Это навело начальника отдела на одну мысль. Но прежде, чем осуществить ее, он устроил — недели через две после неудачного ужина — коктейль для деятелей Общества иностранного туризма, попечительского совета и общества «Венский лес», куда вместе с несколькими коллегами из министерства пригласил и Вальтера Патцака, которого представил как нового редактора журнала «Мир и отечество» и как друга дома: пусть никто не удивляется, что он запросто бывает у них.
Коктейль удался на славу, по крайней мере в том значении, какое ему придавал Хлоупка: ручки лобызали успешно, горящие сигареты под кушетку не закатывались. И для того, чтобы молодой человек мог заходить к ним не только запросто, но и с чистейшей совестью, начальник отдела попросил его (при нескольких свидетелях) проверить электропроводку макета железной дороги — разумеется, на досуге и если не будет более приятного занятия.
— Все там, к сожалению, довольно запущено, — сказал он, — а у меня, как вы знаете, уже нет на это времени, да и в электротехнике я разбираюсь намного хуже вас, дорогой друг, так что не возьметесь ли вы привести все в порядок?

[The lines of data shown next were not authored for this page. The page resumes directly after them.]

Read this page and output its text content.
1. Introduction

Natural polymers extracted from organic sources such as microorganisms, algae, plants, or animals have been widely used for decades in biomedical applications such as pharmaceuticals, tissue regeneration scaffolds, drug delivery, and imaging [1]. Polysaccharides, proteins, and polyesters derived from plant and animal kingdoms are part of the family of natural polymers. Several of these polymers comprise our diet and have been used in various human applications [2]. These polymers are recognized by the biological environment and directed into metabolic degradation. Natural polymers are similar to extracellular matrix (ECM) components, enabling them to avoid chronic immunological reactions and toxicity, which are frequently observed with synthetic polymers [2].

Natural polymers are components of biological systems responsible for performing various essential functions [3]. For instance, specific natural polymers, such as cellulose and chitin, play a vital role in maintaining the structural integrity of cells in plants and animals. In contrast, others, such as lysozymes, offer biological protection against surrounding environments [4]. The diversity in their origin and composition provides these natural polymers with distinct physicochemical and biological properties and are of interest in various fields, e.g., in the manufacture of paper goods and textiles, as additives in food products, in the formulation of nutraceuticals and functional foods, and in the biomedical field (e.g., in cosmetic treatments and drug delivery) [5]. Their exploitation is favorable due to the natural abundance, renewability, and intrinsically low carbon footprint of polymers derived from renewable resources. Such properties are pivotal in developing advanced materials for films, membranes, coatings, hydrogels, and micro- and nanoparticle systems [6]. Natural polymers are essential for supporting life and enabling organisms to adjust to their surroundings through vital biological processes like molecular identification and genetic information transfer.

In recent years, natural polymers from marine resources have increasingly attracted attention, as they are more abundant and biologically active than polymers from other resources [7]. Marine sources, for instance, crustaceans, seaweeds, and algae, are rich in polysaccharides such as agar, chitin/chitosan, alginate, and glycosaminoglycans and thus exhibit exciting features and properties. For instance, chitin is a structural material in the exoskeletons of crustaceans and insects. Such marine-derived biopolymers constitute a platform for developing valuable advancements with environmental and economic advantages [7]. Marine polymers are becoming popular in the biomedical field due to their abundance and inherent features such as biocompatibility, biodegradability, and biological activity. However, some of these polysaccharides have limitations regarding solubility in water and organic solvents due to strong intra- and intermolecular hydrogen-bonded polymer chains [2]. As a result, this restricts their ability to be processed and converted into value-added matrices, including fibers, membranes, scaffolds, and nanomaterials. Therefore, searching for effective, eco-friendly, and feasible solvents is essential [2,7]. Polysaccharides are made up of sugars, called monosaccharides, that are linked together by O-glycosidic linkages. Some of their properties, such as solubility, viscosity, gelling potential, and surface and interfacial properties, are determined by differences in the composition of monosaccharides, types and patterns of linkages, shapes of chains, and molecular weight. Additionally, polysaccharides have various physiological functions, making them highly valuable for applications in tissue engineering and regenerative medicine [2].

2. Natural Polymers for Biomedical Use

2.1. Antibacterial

Ну конечно, он сделает это с удовольствием! Вопрос только во времени, ведь установка крупная, и ничего удивительного, если придется зайти раз двадцать, не меньше. Таким вот образом молодой человек прижился в доме Хлоупки, и дальнейшие совместные ужины — хотя начальнику отдела приходилось порой удаляться на какое-нибудь заседание или прием, — эти ужины протекали вполне гармонично. И не только ужины. Все трое были — правда, по разным причинам — очень довольны и совершенно счастливы, по крайней мере когда им хоть на время удавалось избавиться от тайных страхов и опасений; ибо госпожа Хлоупка постоянно боялась, что ее муж все-таки догадается; Вальтер Патцак побаивался, что не сможет оплатить шляпки и грампластинки — какое счастье, что он не ушел из «Абендпост»! А начальник отдела опасался, что его жене, чего доброго, опять взбредет на ум исповедоваться, и потому время от времени заводил с ней весьма либеральные речи в том смысле, что как раз в интимнейших делах каждый отвечает лишь за самого себя и что своя совесть превыше всех условностей. Так он действовал, пока у него не возникло новое опасение: как бы жена не подумала, что он имеет в виду себя.
6
И тут она была бы не совсем не права. Ибо в Лугано и Мюнхене, Кицбюэле и Братиславе господин начальник отдела проявлял почти нескрываемый интерес к задастым и грудастым женщинам, преимущественно горничным, официанткам, но и к секретаршам, а также к уличным девицам.
Главное: низенькие и полные, так как жена его была высокой и худощавой. Короче говоря, он заводил интрижки. Заигрывал, поглаживал, пошлепывал, а порой и несколько больше, чем заигрывал и пошлепывал, — то, что надо мужчине после целого дня утомительных конференций, речей, осмотров и приемов. От Вальтера Патцака, который все чаще и чаще сопровождал его в поездках, он, понятно, старался утаить свою ночную деятельность, чтобы не узнала жена. И лишь только после беды, которая вскоре свалилась на него, он понял, что следовало поступать наоборот, а именно не скрывать этого от любовника своей жены. Увы, и начальник отдела учится на ошибках.